Question

A soft drink machine outputs a mean of 26 ounces per cup. The machine's output is normally distributed with a standard deviation of 3 ounces. What is the probability of filling a cup between 22 and 31 ounces? Round your answer to four decimal places.

Answer 1

The probability of filling a cup between 22 and 31 ounces is 0.8607, rounded to four decimal places.

Step-by-step explanation:

To find the probability of filling a cup between 22 and 31 ounces, we need to calculate the z-scores for these values and then use the standard normal distribution table.

The z-score formula is: z = (x - μ) / σ, where x is the value, μ is the mean, and σ is the standard deviation.

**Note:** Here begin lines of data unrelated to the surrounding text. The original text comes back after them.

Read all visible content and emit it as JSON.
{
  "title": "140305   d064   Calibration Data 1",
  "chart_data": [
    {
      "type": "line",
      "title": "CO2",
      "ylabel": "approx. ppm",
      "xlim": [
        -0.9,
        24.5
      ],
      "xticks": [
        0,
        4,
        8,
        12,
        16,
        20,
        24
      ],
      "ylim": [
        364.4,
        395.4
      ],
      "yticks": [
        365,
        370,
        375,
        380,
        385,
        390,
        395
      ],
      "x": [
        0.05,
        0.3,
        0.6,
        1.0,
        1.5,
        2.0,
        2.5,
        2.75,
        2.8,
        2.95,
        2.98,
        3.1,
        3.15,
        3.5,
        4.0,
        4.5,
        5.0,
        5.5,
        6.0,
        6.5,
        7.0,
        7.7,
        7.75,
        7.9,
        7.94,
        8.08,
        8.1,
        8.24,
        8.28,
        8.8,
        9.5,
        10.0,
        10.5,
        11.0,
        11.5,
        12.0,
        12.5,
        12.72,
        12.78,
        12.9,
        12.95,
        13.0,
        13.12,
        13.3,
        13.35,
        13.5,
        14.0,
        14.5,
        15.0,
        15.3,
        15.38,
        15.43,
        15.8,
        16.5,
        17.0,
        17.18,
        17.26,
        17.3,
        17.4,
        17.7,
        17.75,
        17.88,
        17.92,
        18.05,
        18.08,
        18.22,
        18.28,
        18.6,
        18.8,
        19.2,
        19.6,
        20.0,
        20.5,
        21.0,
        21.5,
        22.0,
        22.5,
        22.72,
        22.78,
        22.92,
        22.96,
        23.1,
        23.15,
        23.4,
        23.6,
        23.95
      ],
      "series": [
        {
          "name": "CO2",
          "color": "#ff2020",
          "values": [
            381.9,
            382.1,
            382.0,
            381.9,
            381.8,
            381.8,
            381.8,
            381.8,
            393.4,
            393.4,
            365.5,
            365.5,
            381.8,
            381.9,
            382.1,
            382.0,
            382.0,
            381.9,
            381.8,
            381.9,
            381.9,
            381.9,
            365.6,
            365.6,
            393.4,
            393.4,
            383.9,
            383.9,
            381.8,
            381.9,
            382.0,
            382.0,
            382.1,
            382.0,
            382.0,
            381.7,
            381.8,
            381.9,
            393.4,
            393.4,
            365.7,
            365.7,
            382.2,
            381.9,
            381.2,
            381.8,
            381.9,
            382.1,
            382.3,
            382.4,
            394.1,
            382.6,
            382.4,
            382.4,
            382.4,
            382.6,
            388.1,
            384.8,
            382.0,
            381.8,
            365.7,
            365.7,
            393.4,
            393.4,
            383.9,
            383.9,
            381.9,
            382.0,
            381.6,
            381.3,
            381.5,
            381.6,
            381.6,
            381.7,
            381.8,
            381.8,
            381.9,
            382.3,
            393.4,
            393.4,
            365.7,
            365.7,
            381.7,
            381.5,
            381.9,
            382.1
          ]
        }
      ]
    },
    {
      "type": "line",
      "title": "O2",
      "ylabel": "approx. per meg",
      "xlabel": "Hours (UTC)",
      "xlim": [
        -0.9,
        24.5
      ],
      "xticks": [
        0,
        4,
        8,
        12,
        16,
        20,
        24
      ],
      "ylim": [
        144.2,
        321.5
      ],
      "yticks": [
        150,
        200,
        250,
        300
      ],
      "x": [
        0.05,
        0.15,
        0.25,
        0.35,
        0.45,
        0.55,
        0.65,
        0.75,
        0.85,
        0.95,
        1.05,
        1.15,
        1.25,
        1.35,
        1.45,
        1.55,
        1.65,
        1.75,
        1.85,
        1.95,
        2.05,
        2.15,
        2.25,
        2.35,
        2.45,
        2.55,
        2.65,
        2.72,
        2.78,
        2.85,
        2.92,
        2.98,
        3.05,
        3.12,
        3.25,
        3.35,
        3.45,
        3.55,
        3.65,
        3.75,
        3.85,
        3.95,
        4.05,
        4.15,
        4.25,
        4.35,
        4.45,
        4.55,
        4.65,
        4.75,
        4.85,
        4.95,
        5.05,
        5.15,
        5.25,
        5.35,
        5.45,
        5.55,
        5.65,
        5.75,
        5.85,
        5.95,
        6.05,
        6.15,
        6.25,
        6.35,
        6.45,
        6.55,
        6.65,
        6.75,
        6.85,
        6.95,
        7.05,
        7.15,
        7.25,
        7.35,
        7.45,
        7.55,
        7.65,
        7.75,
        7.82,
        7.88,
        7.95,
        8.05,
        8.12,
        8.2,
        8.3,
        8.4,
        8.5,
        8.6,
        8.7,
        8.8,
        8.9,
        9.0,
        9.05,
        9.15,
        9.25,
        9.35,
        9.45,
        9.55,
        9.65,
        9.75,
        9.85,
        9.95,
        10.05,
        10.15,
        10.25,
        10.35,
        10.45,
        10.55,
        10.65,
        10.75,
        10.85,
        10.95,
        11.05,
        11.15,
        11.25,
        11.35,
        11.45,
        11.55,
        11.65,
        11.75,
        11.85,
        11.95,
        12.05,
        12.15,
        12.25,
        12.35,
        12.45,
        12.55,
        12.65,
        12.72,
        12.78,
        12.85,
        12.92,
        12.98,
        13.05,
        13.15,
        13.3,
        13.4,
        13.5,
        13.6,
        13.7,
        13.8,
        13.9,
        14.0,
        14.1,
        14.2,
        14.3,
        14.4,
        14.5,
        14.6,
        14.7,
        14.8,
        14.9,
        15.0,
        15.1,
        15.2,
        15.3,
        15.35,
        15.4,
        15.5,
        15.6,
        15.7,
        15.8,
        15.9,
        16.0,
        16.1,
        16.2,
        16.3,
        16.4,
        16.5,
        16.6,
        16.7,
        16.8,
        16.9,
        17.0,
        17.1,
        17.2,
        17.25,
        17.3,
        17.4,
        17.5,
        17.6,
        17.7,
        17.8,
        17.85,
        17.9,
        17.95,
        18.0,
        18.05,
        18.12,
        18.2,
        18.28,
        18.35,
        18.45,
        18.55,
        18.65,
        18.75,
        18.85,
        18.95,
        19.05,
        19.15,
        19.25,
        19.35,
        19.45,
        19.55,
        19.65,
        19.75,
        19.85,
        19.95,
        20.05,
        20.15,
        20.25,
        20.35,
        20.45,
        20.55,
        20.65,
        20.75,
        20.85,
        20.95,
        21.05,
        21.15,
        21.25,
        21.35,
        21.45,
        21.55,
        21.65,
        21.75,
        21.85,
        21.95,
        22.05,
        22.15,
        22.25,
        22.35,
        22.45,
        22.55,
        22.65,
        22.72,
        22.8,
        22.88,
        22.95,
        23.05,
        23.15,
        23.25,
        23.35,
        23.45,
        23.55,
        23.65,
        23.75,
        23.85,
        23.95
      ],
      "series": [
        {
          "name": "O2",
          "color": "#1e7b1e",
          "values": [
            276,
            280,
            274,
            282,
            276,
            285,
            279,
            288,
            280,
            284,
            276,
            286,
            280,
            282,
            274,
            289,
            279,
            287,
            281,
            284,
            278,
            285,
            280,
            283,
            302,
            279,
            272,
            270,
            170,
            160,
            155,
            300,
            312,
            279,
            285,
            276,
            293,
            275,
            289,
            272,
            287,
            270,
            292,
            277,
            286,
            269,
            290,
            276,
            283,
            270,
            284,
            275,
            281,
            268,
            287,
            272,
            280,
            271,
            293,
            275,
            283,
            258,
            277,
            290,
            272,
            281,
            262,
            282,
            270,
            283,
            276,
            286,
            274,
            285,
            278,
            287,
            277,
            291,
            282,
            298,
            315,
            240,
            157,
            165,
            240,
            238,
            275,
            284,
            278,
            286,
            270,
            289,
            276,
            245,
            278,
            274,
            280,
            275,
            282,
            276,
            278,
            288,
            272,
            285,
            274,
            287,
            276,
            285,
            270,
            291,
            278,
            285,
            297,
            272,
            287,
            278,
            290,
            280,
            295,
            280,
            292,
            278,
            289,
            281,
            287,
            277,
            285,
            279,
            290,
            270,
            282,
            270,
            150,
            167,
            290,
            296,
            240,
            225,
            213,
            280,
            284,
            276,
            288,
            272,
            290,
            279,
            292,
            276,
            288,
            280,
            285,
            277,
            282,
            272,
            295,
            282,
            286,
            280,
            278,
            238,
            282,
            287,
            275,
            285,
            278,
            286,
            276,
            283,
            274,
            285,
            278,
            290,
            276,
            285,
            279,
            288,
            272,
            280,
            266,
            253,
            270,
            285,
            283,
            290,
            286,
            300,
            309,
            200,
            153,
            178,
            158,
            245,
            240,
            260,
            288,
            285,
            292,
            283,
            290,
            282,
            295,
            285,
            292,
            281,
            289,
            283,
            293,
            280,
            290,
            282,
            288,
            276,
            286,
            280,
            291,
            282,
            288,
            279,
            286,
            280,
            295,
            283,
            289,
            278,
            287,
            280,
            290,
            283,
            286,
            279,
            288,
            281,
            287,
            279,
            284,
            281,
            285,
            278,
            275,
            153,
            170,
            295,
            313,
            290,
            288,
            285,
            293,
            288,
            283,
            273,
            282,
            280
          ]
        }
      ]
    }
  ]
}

For 22 ounces: z = (22 - 26) / 3

= -4/3

= -1.33

For 31 ounces: z = (31 - 26) / 3 = 5/3

= 1.67

Using the standard normal distribution table (or calculator), we can find the probabilities corresponding to these z-scores:

Probability for z = -1.33: 0.0918

Probability for z = 1.67: 0.9525

To find the probability of filling a cup between 22 and 31 ounces, we subtract the probability for 22 ounces from the probability for 31 ounces:

0.9525 - 0.0918 = 0.8607

Therefore, the probability of filling a cup between 22 and 31 ounces is 0.8607 (rounded to four decimal places).